7 novembre 2018 À la une Justice


L’ancien maire et ancien sénateur poursuivi dans le dossier du réseau interurbain de la ville de Kourou.

Il était mis en cause dans une affaire de favoritisme. Ses accusateurs affirmaient qu’il avait attribué des marchés de transports et de surveillance à des sociétés qui présentaient les prix les plus chers. Il est accusé d’avoir attribué à Kévin Madeleine, gérant de la société 3G2M, l’exploitation du réseau de transport public de la ville de Kourou durant 8 ans alors que son offre était la plus couteuse. Il est également soupçonné de favoritisme dans une affaire de caméras de surveillance installée dans les bus urbains.

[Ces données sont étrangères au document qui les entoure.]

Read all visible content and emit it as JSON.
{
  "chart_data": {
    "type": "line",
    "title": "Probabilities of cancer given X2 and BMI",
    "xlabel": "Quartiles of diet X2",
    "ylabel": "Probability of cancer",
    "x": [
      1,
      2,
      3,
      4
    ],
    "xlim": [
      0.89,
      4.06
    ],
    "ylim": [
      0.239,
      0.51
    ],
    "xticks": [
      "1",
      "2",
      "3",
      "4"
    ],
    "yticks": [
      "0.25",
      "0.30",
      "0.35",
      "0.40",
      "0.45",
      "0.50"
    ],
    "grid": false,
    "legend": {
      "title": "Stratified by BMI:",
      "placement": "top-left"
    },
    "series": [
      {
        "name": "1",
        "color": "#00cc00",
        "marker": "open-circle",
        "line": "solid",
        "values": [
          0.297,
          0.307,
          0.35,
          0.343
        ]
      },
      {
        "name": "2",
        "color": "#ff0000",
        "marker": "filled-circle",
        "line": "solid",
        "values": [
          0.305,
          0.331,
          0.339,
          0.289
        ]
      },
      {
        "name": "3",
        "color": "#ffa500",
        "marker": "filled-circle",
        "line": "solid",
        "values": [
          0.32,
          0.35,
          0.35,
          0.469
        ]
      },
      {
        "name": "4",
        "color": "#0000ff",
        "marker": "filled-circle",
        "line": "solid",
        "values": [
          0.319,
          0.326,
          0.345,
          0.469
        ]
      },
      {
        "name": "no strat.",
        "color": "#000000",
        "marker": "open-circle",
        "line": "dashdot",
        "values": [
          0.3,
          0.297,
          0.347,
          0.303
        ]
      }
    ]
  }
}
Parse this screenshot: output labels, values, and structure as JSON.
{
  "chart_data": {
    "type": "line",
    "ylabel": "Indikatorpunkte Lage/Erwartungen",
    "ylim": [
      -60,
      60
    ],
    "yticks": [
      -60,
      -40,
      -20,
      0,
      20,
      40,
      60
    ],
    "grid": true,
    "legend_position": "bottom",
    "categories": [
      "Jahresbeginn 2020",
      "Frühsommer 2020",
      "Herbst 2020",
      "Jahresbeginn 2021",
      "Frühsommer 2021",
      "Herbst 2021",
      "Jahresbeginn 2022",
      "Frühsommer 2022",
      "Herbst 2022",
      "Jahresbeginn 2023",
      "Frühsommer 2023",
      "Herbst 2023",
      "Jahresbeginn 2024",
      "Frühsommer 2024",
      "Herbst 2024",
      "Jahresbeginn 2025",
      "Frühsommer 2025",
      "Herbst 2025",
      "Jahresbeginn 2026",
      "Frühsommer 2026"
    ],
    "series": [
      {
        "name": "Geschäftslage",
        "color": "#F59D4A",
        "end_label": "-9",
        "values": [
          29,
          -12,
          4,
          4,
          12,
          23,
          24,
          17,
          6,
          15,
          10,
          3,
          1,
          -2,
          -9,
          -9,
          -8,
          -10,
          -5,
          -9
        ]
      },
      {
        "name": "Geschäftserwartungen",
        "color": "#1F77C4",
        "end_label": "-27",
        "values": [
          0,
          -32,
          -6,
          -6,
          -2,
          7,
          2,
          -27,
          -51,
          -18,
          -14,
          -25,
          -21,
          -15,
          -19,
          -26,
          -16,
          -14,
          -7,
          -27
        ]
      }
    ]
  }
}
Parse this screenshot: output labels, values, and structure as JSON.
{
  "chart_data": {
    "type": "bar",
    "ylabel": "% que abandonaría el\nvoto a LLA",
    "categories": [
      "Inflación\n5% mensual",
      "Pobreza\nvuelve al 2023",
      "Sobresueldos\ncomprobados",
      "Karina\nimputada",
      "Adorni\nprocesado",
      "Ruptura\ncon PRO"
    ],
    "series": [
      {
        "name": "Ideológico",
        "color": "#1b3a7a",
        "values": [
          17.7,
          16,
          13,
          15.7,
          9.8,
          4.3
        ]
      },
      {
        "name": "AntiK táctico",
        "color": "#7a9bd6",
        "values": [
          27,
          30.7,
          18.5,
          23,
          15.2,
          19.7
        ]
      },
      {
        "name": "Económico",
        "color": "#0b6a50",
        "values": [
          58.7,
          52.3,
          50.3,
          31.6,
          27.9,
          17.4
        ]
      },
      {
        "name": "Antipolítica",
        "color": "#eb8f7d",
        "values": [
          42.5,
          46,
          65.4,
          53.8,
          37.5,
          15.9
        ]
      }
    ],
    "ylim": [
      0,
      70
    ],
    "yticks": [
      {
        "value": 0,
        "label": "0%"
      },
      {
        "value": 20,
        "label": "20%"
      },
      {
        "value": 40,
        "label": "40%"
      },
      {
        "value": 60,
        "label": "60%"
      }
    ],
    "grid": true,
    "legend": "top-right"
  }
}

Lors de l’audience du tribunal correctionnel, le procureur de la république avait requis contre lui 6 mois de prison avec sursis et 10 000 euros d’amende. L’ancien maire de Kourou et ancien sénateur a été relaxé hier matin mais le parquet fait appel de la décision cet après-midi. Une décision jugée « rapide et surprenante du parquet sans avoir le contenu du délibéré », déclare Jean-Etienne Antoinette.

Les deux co-prévenus de Jean-Etienne Antoinette, Jean-Luc Alaïs et Kévin Madeleine ont été reconnus coupables de faux et usage faux et condamnés à un mois de prison avec sursis et 30 000 euros d'amende.